Una historia sin final




Estuve a punto de atravesar el control de acceso al andén y echarme en sus brazos. Deseaba con todas mis fuerzas besarlo, no un beso de despedida, sino el beso que mis labios estuvieron reprimiendo los dos días escasos que pasamos juntos. Pero cuando se volvió para decirme adiós con la mano, la expresión de su cara me detuvo, tenía esa mirada que yo conocía bien. Una mirada de impaciencia, casi de fastidio. Como la de quien opina que la misión está cumplida y todo lo demás, es perder el tiempo. Le respondí al gesto con mi mano y me alejé para que no viera la tristeza en mis ojos, cuando me sobrepuse y lo busqué con la mirada, se había perdido entre la gente.


Me costó subir las escaleras que me llevaron de nuevo a la calle, parecía que mis pies pesaran una tonelada cada uno. Estaba cansada, quería pensar que era debido a la incipiente gripe que me estaba invadiendo. Llevaba toda la noche tosiendo y no había descansado bien –al menos, esa era la disculpa que me daba a mí misma-. Arriba, el sol entibiaba la fría mañana de enero y allí, en el centro, la gente caminaba sin prisa, deteniéndose en los escaparates que en esos días ya anunciaban increíbles rebajas. Yo iba como anestesiada, el bullicio de la calle me llegaba desde muy lejos, a penas si veía los rostros con los que me cruzaba y sus voces se confundían con el sonido del tráfico rodado produciendo un ruido que en otro momento me hubiera resultado desagradable, pero que en aquel, casi agradecí ya que evitaba que escuchara mis propios pensamientos.

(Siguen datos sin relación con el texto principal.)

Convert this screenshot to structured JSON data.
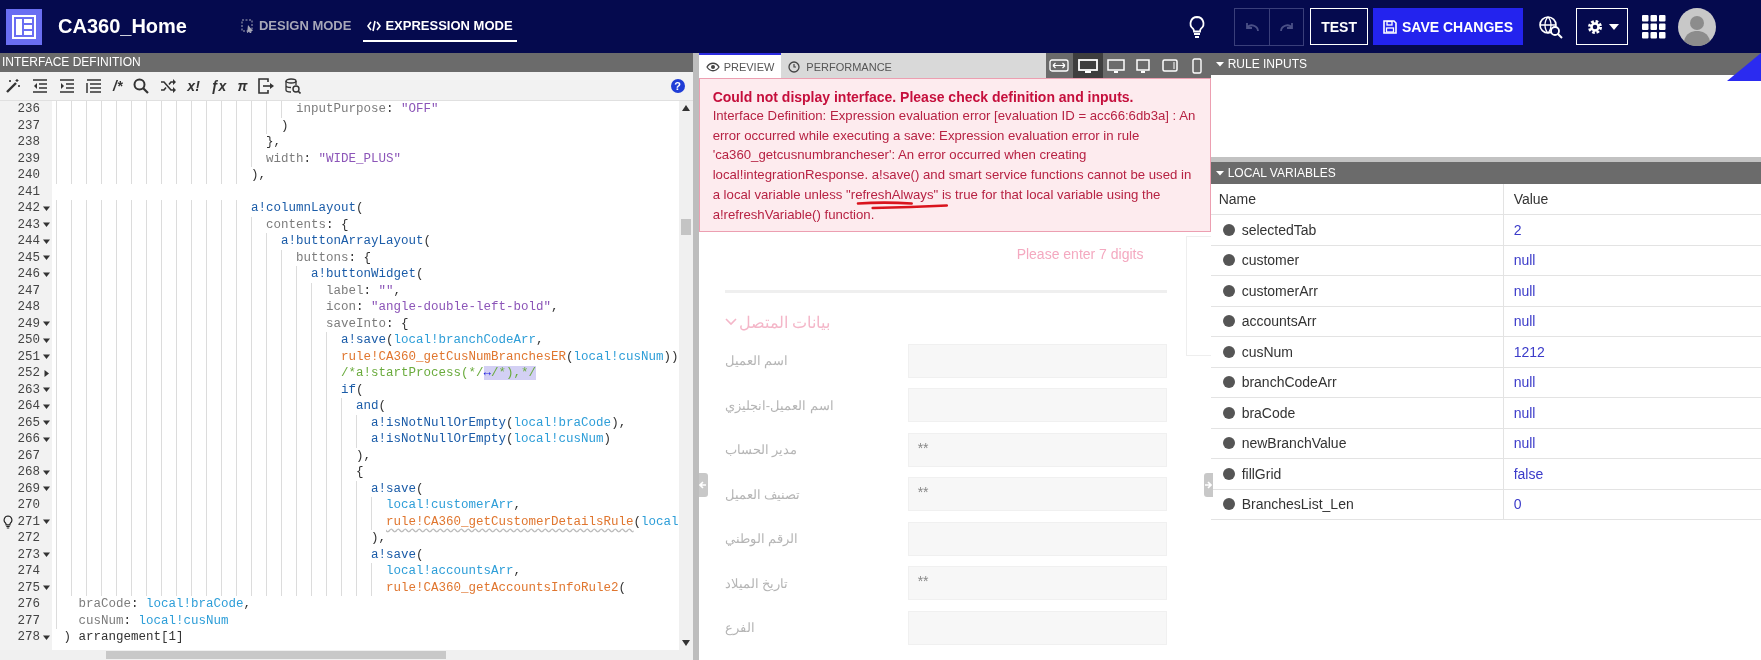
{
  "header": {
    "app_title": "CA360_Home",
    "modes": [
      {
        "label": "DESIGN MODE",
        "selected": false
      },
      {
        "label": "EXPRESSION MODE",
        "selected": true
      }
    ],
    "undo": {
      "disabled": true
    },
    "redo": {
      "disabled": true
    },
    "test_label": "TEST",
    "save_label": "SAVE CHANGES"
  },
  "editor": {
    "title": "INTERFACE DEFINITION",
    "toolbar_glyphs": [
      "/*",
      "x!",
      "ƒx",
      "π"
    ],
    "help": "?",
    "lines": [
      {
        "number": "236",
        "tokens": [
          {
            "kind": "key",
            "text": "                                inputPurpose"
          },
          {
            "kind": "punct",
            "text": ": "
          },
          {
            "kind": "string",
            "text": "\"OFF\""
          }
        ]
      },
      {
        "number": "237",
        "tokens": [
          {
            "kind": "punct",
            "text": "                              )"
          }
        ]
      },
      {
        "number": "238",
        "tokens": [
          {
            "kind": "punct",
            "text": "                            },"
          }
        ]
      },
      {
        "number": "239",
        "tokens": [
          {
            "kind": "key",
            "text": "                            width"
          },
          {
            "kind": "punct",
            "text": ": "
          },
          {
            "kind": "string",
            "text": "\"WIDE_PLUS\""
          }
        ]
      },
      {
        "number": "240",
        "tokens": [
          {
            "kind": "punct",
            "text": "                          ),"
          }
        ]
      },
      {
        "number": "241"
      },
      {
        "number": "242",
        "collapsed": false,
        "tokens": [
          {
            "kind": "func",
            "text": "                          a!columnLayout"
          },
          {
            "kind": "punct",
            "text": "("
          }
        ]
      },
      {
        "number": "243",
        "collapsed": false,
        "tokens": [
          {
            "kind": "key",
            "text": "                            contents"
          },
          {
            "kind": "punct",
            "text": ": {"
          }
        ]
      },
      {
        "number": "244",
        "collapsed": false,
        "tokens": [
          {
            "kind": "func",
            "text": "                              a!buttonArrayLayout"
          },
          {
            "kind": "punct",
            "text": "("
          }
        ]
      },
      {
        "number": "245",
        "collapsed": false,
        "tokens": [
          {
            "kind": "key",
            "text": "                                buttons"
          },
          {
            "kind": "punct",
            "text": ": {"
          }
        ]
      },
      {
        "number": "246",
        "collapsed": false,
        "tokens": [
          {
            "kind": "func",
            "text": "                                  a!buttonWidget"
          },
          {
            "kind": "punct",
            "text": "("
          }
        ]
      },
      {
        "number": "247",
        "tokens": [
          {
            "kind": "key",
            "text": "                                    label"
          },
          {
            "kind": "punct",
            "text": ": "
          },
          {
            "kind": "string",
            "text": "\"\""
          },
          {
            "kind": "punct",
            "text": ","
          }
        ]
      },
      {
        "number": "248",
        "tokens": [
          {
            "kind": "key",
            "text": "                                    icon"
          },
          {
            "kind": "punct",
            "text": ": "
          },
          {
            "kind": "string",
            "text": "\"angle-double-left-bold\""
          },
          {
            "kind": "punct",
            "text": ","
          }
        ]
      },
      {
        "number": "249",
        "collapsed": false,
        "tokens": [
          {
            "kind": "key",
            "text": "                                    saveInto"
          },
          {
            "kind": "punct",
            "text": ": {"
          }
        ]
      },
      {
        "number": "250",
        "collapsed": false,
        "tokens": [
          {
            "kind": "func",
            "text": "                                      a!save"
          },
          {
            "kind": "punct",
            "text": "("
          },
          {
            "kind": "local",
            "text": "local!branchCodeArr"
          },
          {
            "kind": "punct",
            "text": ","
          }
        ]
      },
      {
        "number": "251",
        "collapsed": false,
        "tokens": [
          {
            "kind": "rule",
            "text": "                                      rule!CA360_getCusNumBranchesER"
          },
          {
            "kind": "punct",
            "text": "("
          },
          {
            "kind": "local",
            "text": "local!cusNum"
          },
          {
            "kind": "punct",
            "text": "))"
          }
        ]
      },
      {
        "number": "252",
        "collapsed": true,
        "tokens": [
          {
            "kind": "comment",
            "text": "                                      /*a!startProcess(*/"
          },
          {
            "kind": "fold",
            "text": "↔",
            "highlighted": true
          },
          {
            "kind": "comment",
            "text": "/*),*/",
            "highlighted": true
          }
        ]
      },
      {
        "number": "263",
        "collapsed": false,
        "tokens": [
          {
            "kind": "func",
            "text": "                                      if"
          },
          {
            "kind": "punct",
            "text": "("
          }
        ]
      },
      {
        "number": "264",
        "collapsed": false,
        "tokens": [
          {
            "kind": "func",
            "text": "                                        and"
          },
          {
            "kind": "punct",
            "text": "("
          }
        ]
      },
      {
        "number": "265",
        "collapsed": false,
        "tokens": [
          {
            "kind": "func",
            "text": "                                          a!isNotNullOrEmpty"
          },
          {
            "kind": "punct",
            "text": "("
          },
          {
            "kind": "local",
            "text": "local!braCode"
          },
          {
            "kind": "punct",
            "text": "),"
          }
        ]
      },
      {
        "number": "266",
        "collapsed": false,
        "tokens": [
          {
            "kind": "func",
            "text": "                                          a!isNotNullOrEmpty"
          },
          {
            "kind": "punct",
            "text": "("
          },
          {
            "kind": "local",
            "text": "local!cusNum"
          },
          {
            "kind": "punct",
            "text": ")"
          }
        ]
      },
      {
        "number": "267",
        "tokens": [
          {
            "kind": "punct",
            "text": "                                        ),"
          }
        ]
      },
      {
        "number": "268",
        "collapsed": false,
        "tokens": [
          {
            "kind": "punct",
            "text": "                                        {"
          }
        ]
      },
      {
        "number": "269",
        "collapsed": false,
        "tokens": [
          {
            "kind": "func",
            "text": "                                          a!save"
          },
          {
            "kind": "punct",
            "text": "("
          }
        ]
      },
      {
        "number": "270",
        "tokens": [
          {
            "kind": "local",
            "text": "                                            local!customerArr"
          },
          {
            "kind": "punct",
            "text": ","
          }
        ]
      },
      {
        "number": "271",
        "collapsed": false,
        "hint": true,
        "tokens": [
          {
            "kind": "rule",
            "text": "                                            rule!CA360_getCustomerDetailsRule",
            "warning": true
          },
          {
            "kind": "punct",
            "text": "("
          },
          {
            "kind": "local",
            "text": "local"
          }
        ]
      },
      {
        "number": "272",
        "tokens": [
          {
            "kind": "punct",
            "text": "                                          ),"
          }
        ]
      },
      {
        "number": "273",
        "collapsed": false,
        "tokens": [
          {
            "kind": "func",
            "text": "                                          a!save"
          },
          {
            "kind": "punct",
            "text": "("
          }
        ]
      },
      {
        "number": "274",
        "tokens": [
          {
            "kind": "local",
            "text": "                                            local!accountsArr"
          },
          {
            "kind": "punct",
            "text": ","
          }
        ]
      },
      {
        "number": "275",
        "collapsed": false,
        "tokens": [
          {
            "kind": "rule",
            "text": "                                            rule!CA360_getAccountsInfoRule2"
          },
          {
            "kind": "punct",
            "text": "("
          }
        ]
      },
      {
        "number": "276",
        "tokens": [
          {
            "kind": "key",
            "text": "   braCode"
          },
          {
            "kind": "punct",
            "text": ": "
          },
          {
            "kind": "local",
            "text": "local!braCode"
          },
          {
            "kind": "punct",
            "text": ","
          }
        ]
      },
      {
        "number": "277",
        "tokens": [
          {
            "kind": "key",
            "text": "   cusNum"
          },
          {
            "kind": "punct",
            "text": ": "
          },
          {
            "kind": "local",
            "text": "local!cusNum"
          }
        ]
      },
      {
        "number": "278",
        "collapsed": false,
        "tokens": [
          {
            "kind": "punct",
            "text": " ) "
          },
          {
            "kind": "punct",
            "text": "arrangement[1]"
          }
        ]
      }
    ]
  },
  "preview": {
    "tabs": [
      {
        "label": "PREVIEW",
        "selected": true
      },
      {
        "label": "PERFORMANCE",
        "selected": false
      }
    ],
    "devices": [
      {
        "selected": false
      },
      {
        "selected": true
      },
      {
        "selected": false
      },
      {
        "selected": false
      },
      {
        "selected": false
      },
      {
        "selected": false
      }
    ],
    "error": {
      "title": "Could not display interface. Please check definition and inputs.",
      "body": [
        {
          "text": "Interface Definition: Expression evaluation error [evaluation ID = acc66:6db3a] : An error occurred while executing a save: Expression evaluation error in rule 'ca360_getcusnumbrancheser': An error occurred when creating local!integrationResponse. a!save() and smart service functions cannot be used in a local variable unless \""
        },
        {
          "text": "refreshAlways",
          "underlined": true
        },
        {
          "text": "\" is true for that local variable using the a!refreshVariable() function."
        }
      ]
    },
    "form": {
      "hint": "Please enter 7 digits",
      "section": {
        "title": "بيانات المتصل",
        "expanded": true
      },
      "fields": [
        {
          "label": "اسم العميل"
        },
        {
          "label": "اسم العميل-انجليزي"
        },
        {
          "label": "مدير الحساب",
          "value": "**"
        },
        {
          "label": "تصنيف العميل",
          "value": "**"
        },
        {
          "label": "الرقم الوطني"
        },
        {
          "label": "تاريخ الميلاد",
          "value": "**"
        },
        {
          "label": "الفرع"
        }
      ]
    }
  },
  "rule_inputs": {
    "title": "RULE INPUTS",
    "expanded": true
  },
  "local_variables": {
    "title": "LOCAL VARIABLES",
    "expanded": true,
    "columns": [
      "Name",
      "Value"
    ],
    "rows": [
      {
        "name": "selectedTab",
        "value": "2"
      },
      {
        "name": "customer",
        "value": "null"
      },
      {
        "name": "customerArr",
        "value": "null"
      },
      {
        "name": "accountsArr",
        "value": "null"
      },
      {
        "name": "cusNum",
        "value": "1212"
      },
      {
        "name": "branchCodeArr",
        "value": "null"
      },
      {
        "name": "braCode",
        "value": "null"
      },
      {
        "name": "newBranchValue",
        "value": "null"
      },
      {
        "name": "fillGrid",
        "value": "false"
      },
      {
        "name": "BranchesList_Len",
        "value": "0"
      }
    ]
  }
}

Quería hacer unas compras, sin embargo, mis pasos me llevaron a la puerta del hotel. En recepción pedí un par de aspirinas, no me sentía bien, me dolía la cabeza y no paraba de toser. Subí a la habitación y las tomé con un baso de agua. Un rayo de sol caía sobre la cama invitándome a recibir su caricia. Me senté en el lugar en donde había dormido él y me recosté sobre las almohadas, las sábanas aún conservaban su olor y fue entonces cuando las lágrimas fluyeron ya sin control. Llevaba dos días haciendo grandes esfuerzos por contenerlas cada vez que él me contaba sus proyectos, su ilusiones, me hablaba de un futuro en donde yo no tenía más cabida que la de ser esa amiga esporádica a la que se recurre para desahogarse.


Me debí quedar dormida porque me sorprendieron unos golpes en el pasillo, supuse que era la señora de la limpieza, miré el reloj y me puse rápidamente en marcha. Habían pasado más de dos horas y no me quedaba mucho tiempo para llegar a la estación.


Llegué todo acalorada, las pantallas informativas anunciaba la salida de mi tren en diez minutos, bajé al andén todo lo deprisa que me permitía las escaleras mecánicas y busqué el compartimento que tenía asignado. Una vez colocada la bolsa de mano sobre la porta equipajes, respiré aliviada.